The British auction house Bonhams will relocate its New York City headquarters to the historic Steinway Hall at 111 West 57th Street—on a strip of the street nicknamed Billionaire's Row—by late 2025. At 42,000 sq. ft, the new space will feature four levels of galleries, two auction rooms and increase Bonhams New York’s square footage by 30% compared to the current location on Madison Avenue, where it has been since 2008.

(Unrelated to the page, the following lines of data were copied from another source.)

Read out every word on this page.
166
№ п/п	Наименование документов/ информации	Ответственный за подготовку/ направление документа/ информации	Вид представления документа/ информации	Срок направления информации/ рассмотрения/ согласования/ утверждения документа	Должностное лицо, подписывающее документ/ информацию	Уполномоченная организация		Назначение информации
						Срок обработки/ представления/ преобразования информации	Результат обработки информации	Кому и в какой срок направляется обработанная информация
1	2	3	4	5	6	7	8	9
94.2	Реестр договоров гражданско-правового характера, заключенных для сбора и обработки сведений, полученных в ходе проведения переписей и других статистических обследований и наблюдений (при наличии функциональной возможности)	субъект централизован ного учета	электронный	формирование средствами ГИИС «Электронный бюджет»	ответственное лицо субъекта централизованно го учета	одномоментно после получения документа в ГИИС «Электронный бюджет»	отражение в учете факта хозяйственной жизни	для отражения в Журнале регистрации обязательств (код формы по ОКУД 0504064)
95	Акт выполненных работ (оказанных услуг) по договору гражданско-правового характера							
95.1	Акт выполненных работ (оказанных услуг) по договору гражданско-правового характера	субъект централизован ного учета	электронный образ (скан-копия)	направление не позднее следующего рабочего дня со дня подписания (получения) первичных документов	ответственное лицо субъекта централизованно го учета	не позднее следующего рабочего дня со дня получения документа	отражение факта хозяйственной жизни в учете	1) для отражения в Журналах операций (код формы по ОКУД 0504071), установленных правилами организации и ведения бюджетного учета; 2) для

Steinway Hall was designed in 1925 by famed New York architects Warren & Wetmore, one of the most successful firms of the early 20th century (it also helped design Grand Central Terminal). The building was constructed for the Steinway & Sons piano company. The designated city landmark also shares an address with the more contemporary 111 West 57th Street luxury condominium tower, completed in 2022. Bonhams is leasing out Steinway Hall, its formal reception hall and a lofty 80ft glass atrium designed by Shop Architects, the firm that designed the neighbouring skyscraper.
“This is a meaningful milestone for Bonhams and our global network of auction houses,” Hans-Kristian Hoejsgaard, Bonhams' executive chairman, said in a statement. "It demonstrates our unwavering commitment to the US market. The Steinway Hall symbolises Bonhams's commitment to heritage—and the way in which we’re embracing the future."
The architecture firm Gensler has been tapped to design the new salesroom interiors. The design firm has completed projects for other New York institutions, including the Museum of Modern Art, the Brooklyn Public Library and the Saks Fifth Avenue department store. The new location will feature workspace for all of Bonhams’s US employees, as well as client meeting rooms and a dedicated photography studio and space for warehousing with a loading bay.
Last year, Sotheby’s announced it had purchased architect Marcel Breuer's former Whitney Museum building on Madison Avenue for a reported $100m. In August, Christie’s announced it had extended its lease at Rockefeller Center, its home in New York since 1997, for another 25 years. In 2021, Phillips took over several floors at the base of another of New York's new slim, "supertall" residential towers, 432 Park Avenue.